Kalbin huzuru aile

“İslâm, aileye verdiği önem ve onun yapısında gerçekleştirdiği değişimler ile bu küçük birimi toplumun atomu hâline getirmiştir”. Toplumdaki her bireyin bir şekilde aile ortamına girmesini ve oradaki eğitimden faydalanmasını hedefleyerek bu ortamda yetişen eğitimli bireylerle toplumu yapılandırma yoluna gidilmiştir.

“YİNE sizin için, kendileriyle huzur bulasınız diye kendi türünüzden eşler yaratması, aranıza sevgi ve merhameti yerleştirmesi de O’nun mucizevi işaretlerinden biridir. Şüphesiz bütün bunlarda düşünen bir topluluk için alınacak bir ders mutlaka vardır.” (Rum, 21)

***

Daha önceki yazılarımızda çocuk ve gençlerin yetişmesinde “aile” denilen mukaddes kurumun rol ve ehemmiyetine işaret etmiştik. Bu yazımızda ise ailenin manevî yapısı, korunması ve itikadımızdaki yerine işaret edeceğiz. 

Aile, bireyin ahlâkî ve toplumsal kuralları öğrendiği ilk yer olması sebebiyle son derece önemli bir kurumdur. Mutlu bir toplumun oluşturulması, o toplumdaki mutlu ailelerin sayısının çokluğuna bağlıdır. Bu noktada aile fertlerine toplumun ve ümmetin menfaatini koruma adına büyük sorumluluklar düşmektedir. Aile kurumunun Müslüman milletimizin gönül dünyasındaki yerine “harîm-i ismet” yani “namus ocağı, mukaddes ocak, kutsî aile yuvası” denilmesindeki samimi ifade, meseleye olan tefekkürün ve imanın işaretidir.

Nesil yetiştirmek

Aile kurmanın en önemli tarafı, anne-babaya karşı vefa borcunun ödenmesi ve gelecek neslin yetiştirilmesidir.

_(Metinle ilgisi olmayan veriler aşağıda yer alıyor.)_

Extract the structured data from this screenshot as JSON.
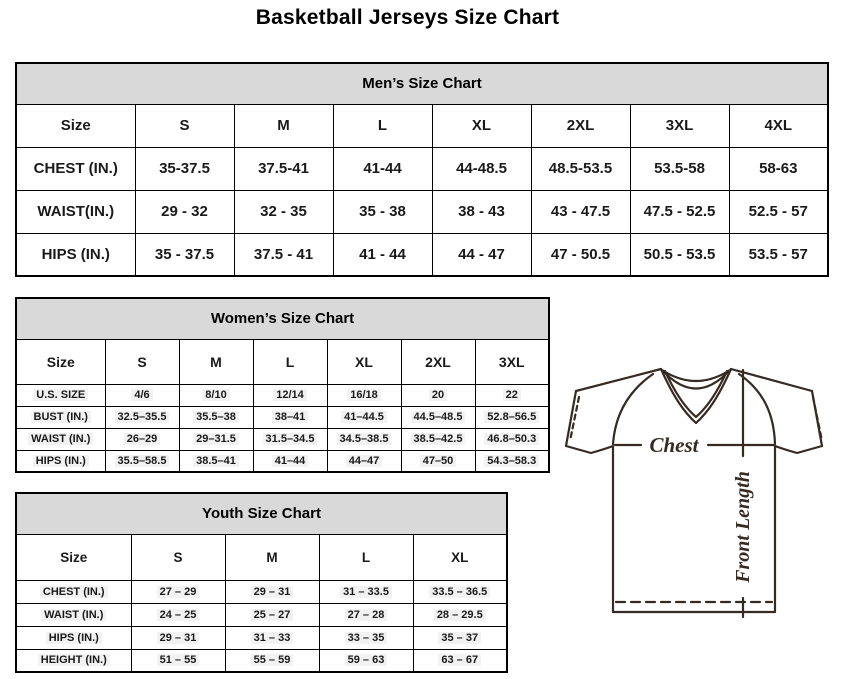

Aksi hâlde insanlığın geleceği tehlikeye düşer.

Tarih boyunca ailesiz bir toplum olmamıştır. Bazı yazarlar ilkel toplumlarda insanlar arasında sadece keyfî ve karmaşık bir cinsel ilişki döneminin var olduğunu ileri sürseler de bu görüş sonradan yapılan antropolojik ve etnografik araştırmalarla bertaraf edilmiştir. İnkârı mümkün olmayan bir hakikattir ki, en basit, hatta cinsel özgürlüğe daha çok imkân veren toplumlarda bile aile hep var olmuştur. 

İnsanlık tarihi açısından bakıldığında ailenin tarihinin ilk insanın tarihi kadar eski olduğu anlaşılır. Beşerî ideolojilerde ailenin yeri ve önemi insan fıtratına aykırı bir durum arz etmektedir. Gerçi Marksizm aileyi “ferdî mülkiyetin gelişmesine paralel” olarak görmekte ve ferdî mülkiyet doğmadan önce ilkel toplumlarda ailenin mevcut olmadığını ileri sürmektedir. Oysa aileyi sırf iktisadî olgunluğun bir fonksiyonu olarak görmek mümkün değildir. İslâm inancına göre ilk insanlar olduğu kabul edilen Hazreti Âdem ve Hazreti Havvâ, ilk aileyi de oluşturmuşlardır. Diğer semavî dinler olan Yahudilik ve Hıristiyanlıkta da aile çok kıymetlidir. 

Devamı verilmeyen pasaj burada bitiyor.